The tagline for the Muslim Girl website is “Muslim Women Talk Back.” We all need to start listening.
With the torrent of essays, data analysis, tweet storms and long reads since the presidential election, the national psyche is clearly on the couch. It’d be nice to write something without the prism of Trump clouding one’s eyes, but since he passed 270 electoral votes there’s been a narrative question in our media: who is listened to and who is ignored?
If you are a coastal liberal, the story of the election postmortem says you’re out of touch with what true Americans – a tired euphemism for White rural voters of mid to lower income – want. After eight years of a black president and other uncomfortable social changes, these folks wanted to “make America great again.” We are told to accept this collective voice and the jingoism and racism included in the package for no additional charge as the cost of losing. Thankfully more thoughtful and important voices still perform the courageous act of being heard.
Being that this is award season, may I offer Amani Al-Khatahtbeh, author of the memoir Muslim Girl, for your consideration? Hers is what used to be mythologized as an American story. The daughter of a Jordanian immigrant and a Palestinian refugee, Amani was a dedicated student living an innocuous childhood in suburban New Jersey. Her life was indistinguishable from any other first generation American child living under similar circumstances. The attacks of 9/11 occurred when she was nine years old and changed everything for her. Her name and brown skin marked her as other. She and her family faced the kind of racism and scorn back then that would have blown up Twitter and Facebook today. Resiliently, she internalized the invective, using it to drive her while painfully aware of the psychological wounds rending her.
At only 110 pages long, Muslim Girl does not lack for earnestness and intensity. The slim volume and the embossed hot pink title on the cover defy expectations. This is no frivolous read. “A Coming of Age” is the subtitle and Amani certainly tells her story from childhood to womanhood, but there is more to unpack here. She also provides a scathing analysis of the last sixteen years of U.S. foreign policy, a critique of the media in its portrayal of people of color, especially Muslims, and a story of her religious awakening during a dramatic move to Jordan.
Muslim Girl is also the story of the early days of social media. Muslimgirl.com grew out of a community on Livejournal, which was created as a safe space for Muslim women to share tips and stories about navigating the world. It was seeded in the optimism of the early web where people could connect, help and support each other. Eventually, bigots and trolls were drawn to a place where people cared for one another, leading to stronger vetting practices and gender segregation. Entrepreneurial and driven, Amani created Muslimgirl.com to better serve the needs of her community.
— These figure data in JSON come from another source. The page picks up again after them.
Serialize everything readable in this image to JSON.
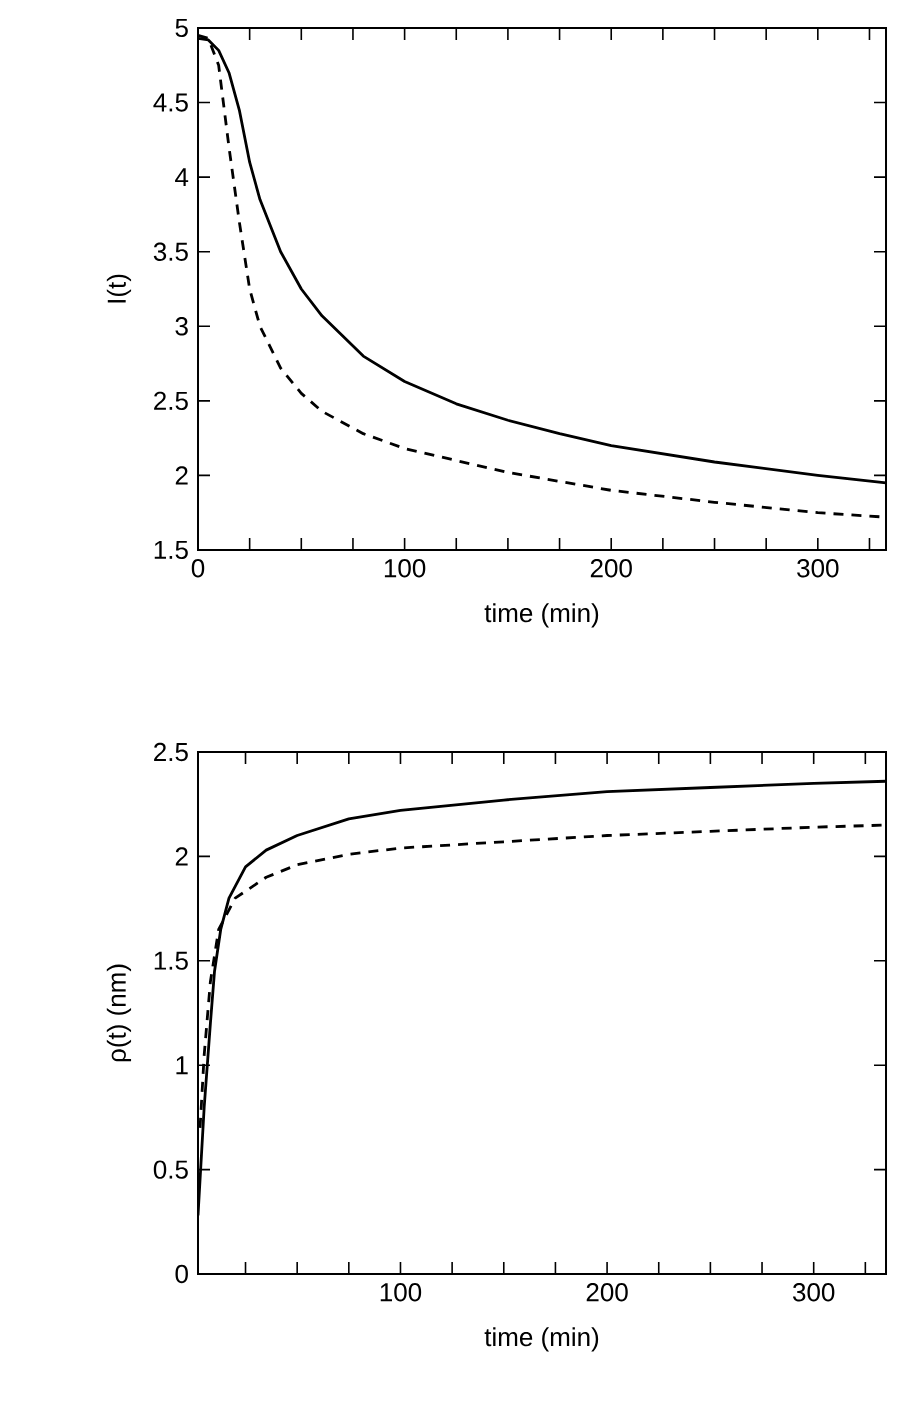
{
  "chart_data": [
    {
      "type": "line",
      "xlabel": "time (min)",
      "ylabel": "I(t)",
      "xlim": [
        0,
        333
      ],
      "ylim": [
        1.5,
        5
      ],
      "xticks": [
        0,
        {
          "value": 25,
          "label": null
        },
        {
          "value": 50,
          "label": null
        },
        {
          "value": 75,
          "label": null
        },
        100,
        {
          "value": 125,
          "label": null
        },
        {
          "value": 150,
          "label": null
        },
        {
          "value": 175,
          "label": null
        },
        200,
        {
          "value": 225,
          "label": null
        },
        {
          "value": 250,
          "label": null
        },
        {
          "value": 275,
          "label": null
        },
        300,
        {
          "value": 325,
          "label": null
        }
      ],
      "yticks": [
        1.5,
        2,
        2.5,
        3,
        3.5,
        4,
        4.5,
        5
      ],
      "grid": false,
      "series": [
        {
          "color": "#000000",
          "line_style": "solid",
          "x": [
            0,
            5,
            10,
            15,
            20,
            25,
            30,
            40,
            50,
            60,
            80,
            100,
            125,
            150,
            175,
            200,
            250,
            300,
            333
          ],
          "values": [
            4.93,
            4.92,
            4.85,
            4.7,
            4.45,
            4.1,
            3.85,
            3.5,
            3.25,
            3.07,
            2.8,
            2.63,
            2.48,
            2.37,
            2.28,
            2.2,
            2.09,
            2.0,
            1.95
          ]
        },
        {
          "color": "#000000",
          "line_style": "dashed",
          "x": [
            0,
            5,
            10,
            15,
            20,
            25,
            30,
            40,
            50,
            60,
            80,
            100,
            150,
            200,
            250,
            300,
            333
          ],
          "values": [
            4.95,
            4.93,
            4.75,
            4.2,
            3.7,
            3.25,
            3.0,
            2.72,
            2.55,
            2.43,
            2.28,
            2.18,
            2.02,
            1.9,
            1.82,
            1.75,
            1.72
          ]
        }
      ]
    },
    {
      "type": "line",
      "xlabel": "time (min)",
      "ylabel": "ρ(t) (nm)",
      "xlim": [
        2,
        335
      ],
      "ylim": [
        0,
        2.5
      ],
      "xticks": [
        {
          "value": 25,
          "label": null
        },
        {
          "value": 50,
          "label": null
        },
        {
          "value": 75,
          "label": null
        },
        100,
        {
          "value": 125,
          "label": null
        },
        {
          "value": 150,
          "label": null
        },
        {
          "value": 175,
          "label": null
        },
        200,
        {
          "value": 225,
          "label": null
        },
        {
          "value": 250,
          "label": null
        },
        {
          "value": 275,
          "label": null
        },
        300,
        {
          "value": 325,
          "label": null
        }
      ],
      "yticks": [
        0,
        0.5,
        1,
        1.5,
        2,
        2.5
      ],
      "grid": false,
      "series": [
        {
          "color": "#000000",
          "line_style": "solid",
          "x": [
            2,
            5,
            8,
            10,
            13,
            17,
            25,
            35,
            50,
            75,
            100,
            150,
            200,
            250,
            300,
            335
          ],
          "values": [
            0.28,
            0.8,
            1.2,
            1.45,
            1.65,
            1.8,
            1.95,
            2.03,
            2.1,
            2.18,
            2.22,
            2.27,
            2.31,
            2.33,
            2.35,
            2.36
          ]
        },
        {
          "color": "#000000",
          "line_style": "dashed",
          "x": [
            3,
            5,
            8,
            12,
            20,
            35,
            50,
            75,
            100,
            150,
            200,
            250,
            300,
            335
          ],
          "values": [
            0.7,
            1.05,
            1.4,
            1.65,
            1.8,
            1.9,
            1.96,
            2.01,
            2.04,
            2.07,
            2.1,
            2.12,
            2.14,
            2.15
          ]
        }
      ]
    }
  ]
}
This book is an attempt to demystify a people and their religion. Islam is practiced by over a billion people meaning there are roughly a billion forms of Islam. Like the Bible, the Koran is interpreted differently by the different scholars who study it. Like Christians and Jews, Muslims are able to read their holy text and discard the medieval for the moral teachings therein. The term “it goes without saying” would seem to apply here, but when a host of critics from Bill Maher to Bill O’Reilly continue to condemn an entire people for the actions of a violent minority all evidence to the contrary becomes necessary.
It should be more difficult to dehumanize brown bodies once we know their stories, but Americans have been at war in the Muslim world since 2001. Both declared and fought in the shadows, this war has no end and we are moved farther and farther away from the consequences of our actions. An entire generation will know nothing but war and it will clearly take a greater understanding and empathy to end this destructive addiction. We are insulated from the terror of drone strikes. We see the picture of Aylan Kurdi, the drowned Syrian boy, and Omran Daqneesh, the dust covered boy from Aleppo, but the needle barely moves. The violence never lessens. The Americans we’re supposed to be listening to now voted for Muslim bans and anti-immigrant fervor. A peaceful world seems like a pipedream and the America that took in immigrants and refugees like Amani’s parents feels like an artifact of history.
Muslim Girl cannot save the world, but Amani’s story should help change it. The book is above all a celebration of intelligence. Amani is at her best when sharing her survivor’s insight. She is part of generation 9/11, torn up by Islamophobia but strong enough to fight for her place in the world. It is in all our interests that we hear stories like hers and digest their humanity. It is a slim book, a quick read. Use it as a primer into Islam and an insight into your neighbors who practice its teachings. The tagline for the Muslim Girl website is “Muslim Women Talk Back.” We all need to start listening.